Factoring-Branche im Aufwind

Die Assekuranz profitiert davon, dass das Geschäft mit offenen Rechnungenanzieht

Anne-Christin Gröger

Die Factoringbranche hat die Krise überwunden, das Geschäft mit offenen Rechnungen boomt. Vom Aufschwung profitieren auch die Kreditversicherer.

Beim Factoring verkaufen Unternehmen ihre Geldforderungen aus Warenlieferungen oder Dienstleistungen an einen spezialisierten Anbieter. Dafür erhält das Unternehmen den größten Teil des Geldes meist sofort, den Rest, wenn der Schuldner gezahlt hat. Die Anbieter berechnen dafür eine Grundgebühr, die sich an der Höhe der Forderung bemisst, und einen Zins auf den vorgeschossenen Rechnungsbetrag.

Der Vorteil für das Unternehmen: Es muss nicht lange darauf warten, dass der Geschäftspartner die Rechnungen bezahlt, sondern hat das Geld gleich.
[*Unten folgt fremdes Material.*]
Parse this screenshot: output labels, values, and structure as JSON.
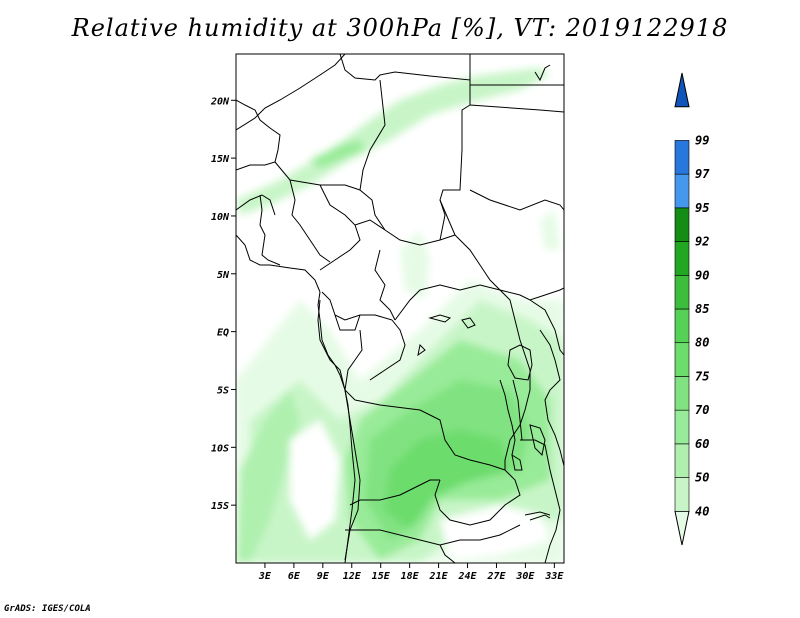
{
  "title": "Relative humidity at 300hPa [%], VT: 2019122918",
  "credit": "GrADS: IGES/COLA",
  "map": {
    "lon_range": [
      0,
      34
    ],
    "lat_range": [
      -20,
      24
    ],
    "lon_ticks": [
      {
        "value": 3,
        "label": "3E"
      },
      {
        "value": 6,
        "label": "6E"
      },
      {
        "value": 9,
        "label": "9E"
      },
      {
        "value": 12,
        "label": "12E"
      },
      {
        "value": 15,
        "label": "15E"
      },
      {
        "value": 18,
        "label": "18E"
      },
      {
        "value": 21,
        "label": "21E"
      },
      {
        "value": 24,
        "label": "24E"
      },
      {
        "value": 27,
        "label": "27E"
      },
      {
        "value": 30,
        "label": "30E"
      },
      {
        "value": 33,
        "label": "33E"
      }
    ],
    "lat_ticks": [
      {
        "value": 20,
        "label": "20N"
      },
      {
        "value": 15,
        "label": "15N"
      },
      {
        "value": 10,
        "label": "10N"
      },
      {
        "value": 5,
        "label": "5N"
      },
      {
        "value": 0,
        "label": "EQ"
      },
      {
        "value": -5,
        "label": "5S"
      },
      {
        "value": -10,
        "label": "10S"
      },
      {
        "value": -15,
        "label": "15S"
      }
    ]
  },
  "colorbar": {
    "levels": [
      "40",
      "50",
      "60",
      "70",
      "75",
      "80",
      "85",
      "90",
      "92",
      "95",
      "97",
      "99"
    ],
    "colors": [
      "#e6fbe6",
      "#c8f5c8",
      "#aff0af",
      "#98eb98",
      "#80e280",
      "#6cdc6c",
      "#55d255",
      "#3cbd3c",
      "#22a722",
      "#138d13",
      "#4499ee",
      "#2777dd",
      "#1155bb"
    ]
  }
}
Damit sie nicht auf den übernommenen Forderungen sitzen bleiben, schließen die Factoringgesellschaften bei Kreditversicherern eine spezielle Police ab.

In der Finanzkrise hat die Factoringbranche schwer gelitten. Zum einen fehlte den Gesellschaften Liquidität, um Außenstände übernehmen zu können. Zum anderen konnten sie viele Geschäfte nicht machen, weil die Kreditversicherer Deckungen verweigerten. „Die Unternehmen hatten damit zu kämpfen, dass die Kreditversicherer die Beträge kürzten, bis zu denen sie den Ausfall von Forderungen versichern“, sagt Klaus Dengler vom Versicherungsmakler Aon. Mit dem Anziehen der Konjunktur hat sich das Blatt gewendet. Die Kreditversicherer übernehmen wieder großzügiger Risiken.
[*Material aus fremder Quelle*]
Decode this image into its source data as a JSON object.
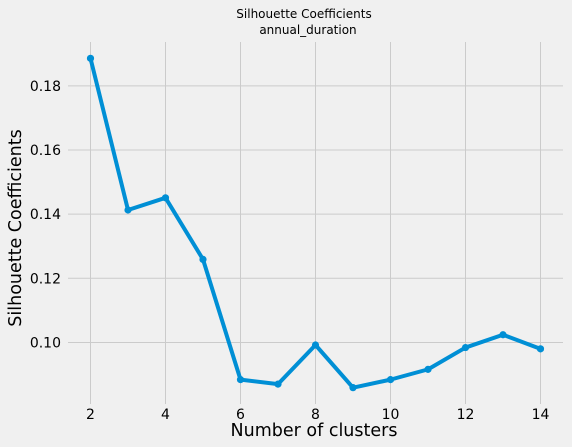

„Der wirtschaftliche Aufschwung führt dazu, dass Unternehmen mehr Liquidität benötigen“, sagt Franz Michel, Vorstand bei Coface, der als einziger Kreditversicherer Factoringverträge über eine Tochter selbst anbietet. Viele Firmen brauchen gerade jetzt mehr Kapital, um die gute Konjunktur nutzen zu können.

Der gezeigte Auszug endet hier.